Ma proprio perché dobbiamo guardare con un occhio all’Italia e con l’altro all’Europa, c’è da pensare a quel che accadrà subito dopo le dimissioni di Berlusconi. Anche qui le ipotesi sono essenzialmente due. Quella delle elezioni anticipate è la via caldeggiata da Pdl e Lega, e hanno buone ragioni per farlo. Le prossime elezioni le hanno già perse, quindi continuare a reggere per i denti l’anima di questa legislatura non si capisce a chi giovi. Con un restyling di facciata, Alfano al posto di Berlusconi, e una fase di forte instabilità sociale, alla quale andremo incontro non appena verranno attuate le misure economiche che l’Europa ci chiede, avranno vita facile nella lotta a coltello con i loro avversari. D’altro canto il Terzo Polo non sapendo ancora se allearsi con qualcuno e soprattutto con chi, è quello che rischia di pagare il prezzo più alto per l’instabilità politica di questo momento (un momento che dura dalla Costituente, per inciso). È per questo che le opposizioni pensano ad un governo tecnico guidato da Mario Monti, persona dalle indubbie qualità e che gode della fiducia di tutto il panorama politico. La sinistra avrebbe in tal caso altro tempo per riorganizzarsi, o meglio di organizzarsi per la prima volta dacché non si è mai data un vero e proprio garbo politico. In effetti, la sinistra ancor prima di vincere le elezioni quasi fa rimpiangere il dimissionario Berlusconi che un’unità d’azione, se non sulla base degli intenti, per lo meno su quella dei compensi, l’aveva tuttavia raccattata. Al netto dell’ironia, un governo tecnico darebbe tempo a Bersani di costruire una valida alternativa, che per ora, checché se ne dica, non c’è.

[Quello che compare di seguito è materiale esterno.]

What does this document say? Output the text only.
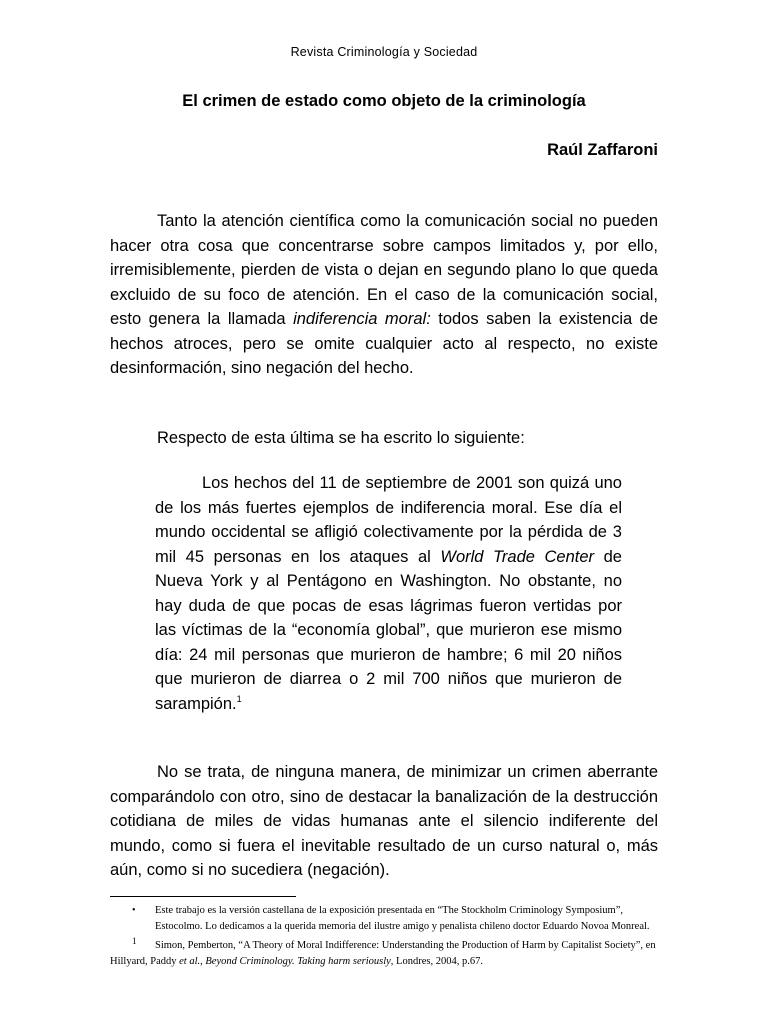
Revista Criminología y Sociedad
El crimen de estado como objeto de la criminología
Raúl Zaffaroni

Tanto la atención científica como la comunicación social no pueden hacer otra cosa que concentrarse sobre campos limitados y, por ello, irremisiblemente, pierden de vista o dejan en segundo plano lo que queda excluido de su foco de atención. En el caso de la comunicación social, esto genera la llamada indiferencia moral: todos saben la existencia de hechos atroces, pero se omite cualquier acto al respecto, no existe desinformación, sino negación del hecho.

Respecto de esta última se ha escrito lo siguiente:

Los hechos del 11 de septiembre de 2001 son quizá uno de los más fuertes ejemplos de indiferencia moral. Ese día el mundo occidental se afligió colectivamente por la pérdida de 3 mil 45 personas en los ataques al World Trade Center de Nueva York y al Pentágono en Washington. No obstante, no hay duda de que pocas de esas lágrimas fueron vertidas por las víctimas de la “economía global”, que murieron ese mismo día: 24 mil personas que murieron de hambre; 6 mil 20 niños que murieron de diarrea o 2 mil 700 niños que murieron de sarampión.$^1$

No se trata, de ninguna manera, de minimizar un crimen aberrante comparándolo con otro, sino de destacar la banalización de la destrucción cotidiana de miles de vidas humanas ante el silencio indiferente del mundo, como si fuera el inevitable resultado de un curso natural o, más aún, como si no sucediera (negación).

• Este trabajo es la versión castellana de la exposición presentada en “The Stockholm Criminology Symposium”, Estocolmo. Lo dedicamos a la querida memoria del ilustre amigo y penalista chileno doctor Eduardo Novoa Monreal.
1 Simon, Pemberton, “A Theory of Moral Indifference: Understanding the Production of Harm by Capitalist Society”, en Hillyard, Paddy et al., Beyond Criminology. Taking harm seriously, Londres, 2004, p.67.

Nel caso di un governo Monti, lamentano però alcuni, la scelta di un uomo esterno agli schieramenti partitici sarebbe la certificazione tombale dell’incapacità di questa classe politica di risollevarsi da sola. Inoltre, un governo di larghe intese sarebbe la morte della martellante illusione che ci hanno propinato fino ad oggi sull’imprescindibilità del bipolarismo. Ebbene, siamo arrivati per l’ennesima volta a due conclusioni che davamo già per acquisite. Il prima è che questa classe politica va definitivamente accantonata per fare spazio a una nuova. E l’altra è che, ad oggi, l’Italia non è pronta per un vero bipolarismo, la nostra tradizione partitica e politica ancora non ce lo consente. Che questa classe politica abbia fallito tutti i programmi che si era prefissata, è sotto gli occhi di tutti. Qualcuno storce il naso, però, quando si spera in un'intromissione dell’Europa negli affari politici interni. L’impotenza italiana di risollevarsi da sola sembra più che un rammarico, una constatazione a cui non si può e non si deve sfuggire. Le stesse dimissioni di Berlusconi non sono arrivate alla fine di una manovra politica tutta italiana, quanto per un imposizione perentoria dei mercati, che del modo di fare italiano ne hanno già piene le scatole.
L’Europa in effetti è per l’Italia quello che la suocera è per le giovani coppie da poco sposate: un fastidioso personaggio che gira per casa, e che non vediamo l’ora di mettere alla porta, se non fosse che senza di lei non sapremmo come riportare a casa i bambini dalla scuola. I bambini, per inteso, siamo noi italiani.